Blockade threat by angry anglers
PUBLISHED: 10:47 03 March 2011
Anglers are threatening to blockade the River Thurne with their boats to stop the dredging of Heigham Sound, near Hickling, which they fear could devastate one of the country’s top pike fishing grounds.
Their worry is that disturbing sediment could trigger an outbreak of the deadly algae prymnesium parva, which decimated fish stocks in the Thurne system in 1969, writes Steve Pullinger.
There was no environmental impact when Broads Authority staff dredged a small area of Heigham Sound last summer during a trial to recreate a lost island at the entrance to Duck Broad.
However, John Currie, a committee member of the Norwich and District Pike Club, said there would be a “huge danger” of resuming dredging so quickly – and stressed the work would represent the biggest dredging project ever carried out in Heigham Sound.
He said the plan to start this month and continue over the summer was the worst possible timing as it was known there was a greater risk of triggering a prymnesium bloom in warmer conditions.
Mr Currie said feelings were running high and there was anger there had been inadequate consultation through the Broads angling strategy group.
He said: “We are urging the Authority to at least carry out the work over a two-year period so they can limit dredging to cold water conditions.
“Once you trigger a major bloom of algae there is no way of controlling it. It would be devastating to the economy; the Broads Authority’s own figures estimate that one third of holidaymakers fish.”

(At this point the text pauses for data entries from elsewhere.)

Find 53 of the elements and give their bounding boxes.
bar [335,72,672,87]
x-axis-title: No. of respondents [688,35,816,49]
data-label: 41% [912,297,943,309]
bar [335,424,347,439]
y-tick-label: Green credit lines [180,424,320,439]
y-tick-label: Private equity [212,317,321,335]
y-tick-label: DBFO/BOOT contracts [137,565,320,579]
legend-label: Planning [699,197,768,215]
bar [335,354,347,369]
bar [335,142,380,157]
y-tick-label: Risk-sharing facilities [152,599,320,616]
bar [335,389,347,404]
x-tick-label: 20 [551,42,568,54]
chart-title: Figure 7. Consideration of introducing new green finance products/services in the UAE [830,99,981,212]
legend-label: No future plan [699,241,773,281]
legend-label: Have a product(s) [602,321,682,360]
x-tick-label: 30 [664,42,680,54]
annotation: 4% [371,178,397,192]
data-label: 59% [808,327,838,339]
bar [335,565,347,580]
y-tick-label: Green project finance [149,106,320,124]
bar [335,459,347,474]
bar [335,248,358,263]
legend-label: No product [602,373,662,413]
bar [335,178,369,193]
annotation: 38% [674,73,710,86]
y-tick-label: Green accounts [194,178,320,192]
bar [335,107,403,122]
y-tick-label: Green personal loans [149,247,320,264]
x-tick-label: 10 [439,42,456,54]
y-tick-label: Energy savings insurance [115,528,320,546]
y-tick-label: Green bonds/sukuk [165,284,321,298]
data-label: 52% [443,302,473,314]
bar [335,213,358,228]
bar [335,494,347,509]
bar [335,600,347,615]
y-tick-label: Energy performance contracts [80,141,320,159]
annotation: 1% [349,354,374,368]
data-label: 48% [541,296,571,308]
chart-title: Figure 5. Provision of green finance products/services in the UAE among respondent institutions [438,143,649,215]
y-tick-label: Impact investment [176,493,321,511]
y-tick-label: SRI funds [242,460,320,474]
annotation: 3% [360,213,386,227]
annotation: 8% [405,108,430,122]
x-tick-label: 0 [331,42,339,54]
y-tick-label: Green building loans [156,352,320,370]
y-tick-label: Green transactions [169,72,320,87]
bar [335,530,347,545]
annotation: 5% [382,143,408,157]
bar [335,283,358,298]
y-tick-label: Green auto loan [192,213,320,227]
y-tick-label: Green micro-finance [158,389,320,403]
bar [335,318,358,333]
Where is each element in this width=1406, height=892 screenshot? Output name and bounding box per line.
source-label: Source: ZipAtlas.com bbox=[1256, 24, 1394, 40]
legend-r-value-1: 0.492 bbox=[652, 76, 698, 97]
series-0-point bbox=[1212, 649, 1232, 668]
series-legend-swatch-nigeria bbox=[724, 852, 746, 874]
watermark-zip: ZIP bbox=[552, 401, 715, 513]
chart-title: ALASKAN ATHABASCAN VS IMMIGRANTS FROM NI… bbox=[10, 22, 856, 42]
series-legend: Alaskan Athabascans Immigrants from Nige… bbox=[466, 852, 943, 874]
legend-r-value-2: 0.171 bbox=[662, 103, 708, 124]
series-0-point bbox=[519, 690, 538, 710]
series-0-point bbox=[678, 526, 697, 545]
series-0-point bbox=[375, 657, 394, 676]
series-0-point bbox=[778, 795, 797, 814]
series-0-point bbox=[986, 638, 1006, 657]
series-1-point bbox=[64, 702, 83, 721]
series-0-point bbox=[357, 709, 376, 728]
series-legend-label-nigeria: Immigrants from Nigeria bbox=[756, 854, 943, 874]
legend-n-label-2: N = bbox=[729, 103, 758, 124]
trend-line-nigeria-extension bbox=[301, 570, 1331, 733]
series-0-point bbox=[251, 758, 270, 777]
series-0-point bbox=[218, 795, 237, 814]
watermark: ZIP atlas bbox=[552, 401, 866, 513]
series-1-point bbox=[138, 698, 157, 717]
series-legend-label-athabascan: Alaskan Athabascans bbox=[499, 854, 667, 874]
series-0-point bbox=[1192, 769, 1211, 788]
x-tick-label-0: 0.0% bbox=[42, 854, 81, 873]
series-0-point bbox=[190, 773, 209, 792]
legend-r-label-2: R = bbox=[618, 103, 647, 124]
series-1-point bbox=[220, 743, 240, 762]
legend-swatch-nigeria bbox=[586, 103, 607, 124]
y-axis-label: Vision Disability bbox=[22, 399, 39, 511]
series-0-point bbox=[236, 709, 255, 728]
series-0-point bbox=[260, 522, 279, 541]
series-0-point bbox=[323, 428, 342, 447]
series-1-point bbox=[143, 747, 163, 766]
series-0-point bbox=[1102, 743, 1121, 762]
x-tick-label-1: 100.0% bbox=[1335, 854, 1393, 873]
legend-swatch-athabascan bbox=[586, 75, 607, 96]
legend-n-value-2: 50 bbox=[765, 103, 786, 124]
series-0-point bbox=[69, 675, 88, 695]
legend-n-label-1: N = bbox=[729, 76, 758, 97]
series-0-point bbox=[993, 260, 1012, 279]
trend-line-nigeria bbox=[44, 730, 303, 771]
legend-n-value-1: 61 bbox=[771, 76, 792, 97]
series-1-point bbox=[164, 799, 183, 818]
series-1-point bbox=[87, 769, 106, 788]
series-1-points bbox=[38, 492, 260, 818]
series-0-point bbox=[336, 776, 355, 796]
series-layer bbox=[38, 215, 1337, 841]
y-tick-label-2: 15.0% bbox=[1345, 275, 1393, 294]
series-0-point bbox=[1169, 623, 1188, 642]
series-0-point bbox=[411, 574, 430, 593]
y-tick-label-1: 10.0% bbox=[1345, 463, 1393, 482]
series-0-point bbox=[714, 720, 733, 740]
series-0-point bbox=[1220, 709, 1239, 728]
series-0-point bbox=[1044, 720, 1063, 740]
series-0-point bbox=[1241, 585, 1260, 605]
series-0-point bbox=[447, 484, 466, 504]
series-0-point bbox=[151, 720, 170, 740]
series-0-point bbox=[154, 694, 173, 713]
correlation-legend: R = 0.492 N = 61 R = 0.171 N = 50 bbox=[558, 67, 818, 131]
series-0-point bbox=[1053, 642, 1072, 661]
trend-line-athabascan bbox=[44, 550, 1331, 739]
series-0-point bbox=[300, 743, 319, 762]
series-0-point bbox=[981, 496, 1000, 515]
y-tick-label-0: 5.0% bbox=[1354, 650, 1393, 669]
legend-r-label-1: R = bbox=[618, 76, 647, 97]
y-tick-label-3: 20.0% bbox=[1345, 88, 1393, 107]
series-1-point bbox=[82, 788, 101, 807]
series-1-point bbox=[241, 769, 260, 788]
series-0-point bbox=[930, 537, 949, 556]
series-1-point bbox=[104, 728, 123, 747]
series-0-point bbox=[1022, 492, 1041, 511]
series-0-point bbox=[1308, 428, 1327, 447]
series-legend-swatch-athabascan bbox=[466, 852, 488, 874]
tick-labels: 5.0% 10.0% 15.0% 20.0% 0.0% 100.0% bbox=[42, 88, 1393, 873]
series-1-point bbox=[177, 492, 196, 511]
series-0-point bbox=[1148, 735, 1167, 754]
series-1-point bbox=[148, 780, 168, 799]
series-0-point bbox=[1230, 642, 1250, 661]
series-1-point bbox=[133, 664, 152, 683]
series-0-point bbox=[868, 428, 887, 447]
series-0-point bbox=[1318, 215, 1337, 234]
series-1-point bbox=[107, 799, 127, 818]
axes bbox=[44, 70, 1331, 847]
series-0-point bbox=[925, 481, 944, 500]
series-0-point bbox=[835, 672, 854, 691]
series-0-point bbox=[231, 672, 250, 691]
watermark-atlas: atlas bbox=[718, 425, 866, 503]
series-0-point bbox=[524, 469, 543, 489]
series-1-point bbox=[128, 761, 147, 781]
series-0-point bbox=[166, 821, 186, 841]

Mr Currie said unless the Broads Authority listened, there would certainly be legal protests and some anglers were likely to take the law into their hands – even though that would not be sanctioned by the clubs.
“As well as boat blockades some people have been talking about protesting at the Broads Authority offices in Norwich,” he said.
Trudi Wakelin, the Broads Authority’s director of waterways, said the success of last year’s trial and the effectiveness of their water quality monitoring had been fully reported back to the Broads angling strategy group in October.
She said it had also been made clear to anglers that dredging Heigham Sound was the number one priority as it was a major concern to yachtsmen.
“There have been regular reports of people running aground and there was a lot of concern for last year’s Three Rivers Race,” she said.
Subject to Natural England giving its approval, the dredging would begin later this month.